Review 1069 : Insolvency – Illusional Gates

Insolvency sort son deuxième album.

Intitulé Illusional Gates, il continue dans la voie du son développé par Pierre Challouet (basse/chant), Valentin Gondouin (guitare/chant), Bruno BlackStard (guitare/chœurs) et Prosper Duffours (batterie) depuis quelques années.
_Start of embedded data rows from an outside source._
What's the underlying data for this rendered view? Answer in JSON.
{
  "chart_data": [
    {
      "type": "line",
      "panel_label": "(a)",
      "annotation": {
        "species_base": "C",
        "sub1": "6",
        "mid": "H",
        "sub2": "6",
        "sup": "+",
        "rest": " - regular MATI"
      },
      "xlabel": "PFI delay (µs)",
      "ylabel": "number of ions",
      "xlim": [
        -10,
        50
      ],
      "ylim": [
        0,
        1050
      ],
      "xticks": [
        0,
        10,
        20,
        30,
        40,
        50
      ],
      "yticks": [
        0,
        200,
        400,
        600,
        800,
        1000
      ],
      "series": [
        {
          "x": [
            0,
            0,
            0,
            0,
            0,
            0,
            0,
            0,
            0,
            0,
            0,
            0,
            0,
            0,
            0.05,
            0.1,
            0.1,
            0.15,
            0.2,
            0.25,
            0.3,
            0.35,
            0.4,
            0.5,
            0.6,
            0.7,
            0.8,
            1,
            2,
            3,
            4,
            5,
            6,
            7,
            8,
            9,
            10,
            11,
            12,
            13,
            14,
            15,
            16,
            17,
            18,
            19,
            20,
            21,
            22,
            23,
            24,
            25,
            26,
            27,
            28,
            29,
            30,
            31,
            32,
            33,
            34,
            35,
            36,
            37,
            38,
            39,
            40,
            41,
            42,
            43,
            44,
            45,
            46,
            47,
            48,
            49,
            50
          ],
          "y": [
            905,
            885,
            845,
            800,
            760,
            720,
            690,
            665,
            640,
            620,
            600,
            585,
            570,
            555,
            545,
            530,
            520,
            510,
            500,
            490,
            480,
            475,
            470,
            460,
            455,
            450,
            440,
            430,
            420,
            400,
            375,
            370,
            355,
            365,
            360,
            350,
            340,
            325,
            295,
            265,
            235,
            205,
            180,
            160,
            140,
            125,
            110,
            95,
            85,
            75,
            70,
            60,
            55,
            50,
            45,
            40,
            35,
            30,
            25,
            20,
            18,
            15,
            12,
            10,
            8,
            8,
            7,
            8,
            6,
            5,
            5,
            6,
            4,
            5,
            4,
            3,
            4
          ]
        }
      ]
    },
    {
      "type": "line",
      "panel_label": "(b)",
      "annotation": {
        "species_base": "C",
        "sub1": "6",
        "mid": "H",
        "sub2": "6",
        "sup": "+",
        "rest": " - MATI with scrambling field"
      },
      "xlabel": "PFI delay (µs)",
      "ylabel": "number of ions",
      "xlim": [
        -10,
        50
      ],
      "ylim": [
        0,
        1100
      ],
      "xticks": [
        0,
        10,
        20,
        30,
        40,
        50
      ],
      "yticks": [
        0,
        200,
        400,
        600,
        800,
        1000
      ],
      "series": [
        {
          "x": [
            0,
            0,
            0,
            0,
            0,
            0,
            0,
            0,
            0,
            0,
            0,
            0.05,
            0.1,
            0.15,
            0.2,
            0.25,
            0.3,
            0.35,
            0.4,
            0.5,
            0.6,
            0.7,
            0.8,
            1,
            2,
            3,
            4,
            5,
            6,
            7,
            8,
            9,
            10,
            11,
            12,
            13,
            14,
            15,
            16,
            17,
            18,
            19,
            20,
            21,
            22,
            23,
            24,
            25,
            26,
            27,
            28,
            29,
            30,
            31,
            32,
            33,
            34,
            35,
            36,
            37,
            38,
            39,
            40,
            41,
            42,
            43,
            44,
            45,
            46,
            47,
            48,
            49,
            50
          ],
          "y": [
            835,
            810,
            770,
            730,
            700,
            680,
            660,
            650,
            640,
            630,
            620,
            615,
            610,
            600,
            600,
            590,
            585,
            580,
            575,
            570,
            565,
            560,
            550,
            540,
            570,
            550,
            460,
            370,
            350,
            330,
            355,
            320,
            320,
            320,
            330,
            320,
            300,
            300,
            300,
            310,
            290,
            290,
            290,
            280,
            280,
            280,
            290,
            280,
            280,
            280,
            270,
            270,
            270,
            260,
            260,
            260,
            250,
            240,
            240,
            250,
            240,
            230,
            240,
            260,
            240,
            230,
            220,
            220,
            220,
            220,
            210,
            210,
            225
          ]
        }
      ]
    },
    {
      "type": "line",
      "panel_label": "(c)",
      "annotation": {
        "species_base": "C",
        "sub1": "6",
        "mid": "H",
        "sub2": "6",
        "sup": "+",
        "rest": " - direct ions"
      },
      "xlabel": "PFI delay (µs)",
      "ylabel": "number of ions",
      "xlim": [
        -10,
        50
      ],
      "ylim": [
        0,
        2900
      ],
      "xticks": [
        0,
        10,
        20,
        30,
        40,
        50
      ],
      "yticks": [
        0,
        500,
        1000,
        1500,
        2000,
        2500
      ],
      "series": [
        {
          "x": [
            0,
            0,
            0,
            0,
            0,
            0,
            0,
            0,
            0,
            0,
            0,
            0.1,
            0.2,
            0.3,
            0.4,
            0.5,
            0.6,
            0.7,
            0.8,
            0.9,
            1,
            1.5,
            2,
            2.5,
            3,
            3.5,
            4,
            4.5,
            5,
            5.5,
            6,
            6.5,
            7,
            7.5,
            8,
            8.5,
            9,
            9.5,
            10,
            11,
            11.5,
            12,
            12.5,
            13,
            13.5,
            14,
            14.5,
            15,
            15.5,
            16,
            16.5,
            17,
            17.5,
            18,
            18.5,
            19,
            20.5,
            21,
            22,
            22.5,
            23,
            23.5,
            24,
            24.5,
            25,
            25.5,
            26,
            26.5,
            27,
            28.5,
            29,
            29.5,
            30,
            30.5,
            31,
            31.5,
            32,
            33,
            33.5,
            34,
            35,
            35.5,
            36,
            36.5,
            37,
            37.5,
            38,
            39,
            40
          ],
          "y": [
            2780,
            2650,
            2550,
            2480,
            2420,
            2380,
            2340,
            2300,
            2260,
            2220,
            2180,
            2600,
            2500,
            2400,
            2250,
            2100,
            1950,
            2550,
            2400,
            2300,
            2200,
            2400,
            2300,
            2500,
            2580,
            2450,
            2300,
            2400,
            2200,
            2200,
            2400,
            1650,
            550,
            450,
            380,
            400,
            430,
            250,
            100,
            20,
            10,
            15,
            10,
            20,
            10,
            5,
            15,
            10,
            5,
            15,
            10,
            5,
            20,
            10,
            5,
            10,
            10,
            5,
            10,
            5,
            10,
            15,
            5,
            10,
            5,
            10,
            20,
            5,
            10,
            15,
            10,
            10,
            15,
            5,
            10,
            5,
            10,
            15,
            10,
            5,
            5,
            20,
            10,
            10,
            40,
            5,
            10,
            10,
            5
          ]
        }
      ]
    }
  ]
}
L’album débute avec Blindness et ses tonalités rapidement accrocheuses qui frappent tout en se mêlant à des samples aériens. Les riffs efficaces et le chant, hurlé ou clair, deviennent vite entêtants tout en nous incitant à remuer la tête avec des influences modernes, alors que Torn Away Inside nous dévoile une certaine complexité lancinante. Le groupe injecte toujours son efficacité brute et son agressivité, créant un contraste avec les éléments plus doux et majestueux avant d’accueillir Ryan Kirby (Fit For A King) pour l’intense The Endless Maze, une composition entêtante. L’énergie déployée par cette composition très directe est très accrocheuse, puis le break dissonant nous mène à Mirage et sa douceur rattrapée par des sonorités modernes. Illusional Gates, le titre éponyme, prend la suite avec une rage brûlante soutenue par des samples majestueux, puis Last Call vient nous offrir des riffs aussi énergiques que motivants tout en accueillant des harmoniques légèrement plus complexes. Le chant propose également des parties intenses, alors qu’Another Fate nous dévoile une certaine quiétude apaisante que le groupe mêle habilement à ses racines énergiques. On continue avec Stranger World et ses racines Metalcore très marquées par la douceur et les influences planantes, puis avec Smother the Candle, sur lequel le groupe accueille CJ McMahon (Thy Art Is Murder). La rage brute s’exprime sur ce morceau, renforcé par les hurlements de l’invité, puis des parties plus calmes viennent apaiser le son avant qu’Oversight ne vienne prendre la suite avec ses éléments très remuants, ses leads perçants et sa moshpart lourde. Afterlight nous annonce la fin de l’album avec une courte instrumentale planante, puis Fade and Flow vient refermer l’album avec des influences Hardcore mêlées au son moderne et parfois mélodieux du groupe, qui compose parfaitement leur univers.

Avec cet album, Insolvency affirme sa place sur la scène Metalcore. Entre modernité et quelques racines Old School, le groupe dévoile avec Illusional Gates une volonté de conjuguer rage, mélodies et rythmiques motivantes. Un univers à creuser.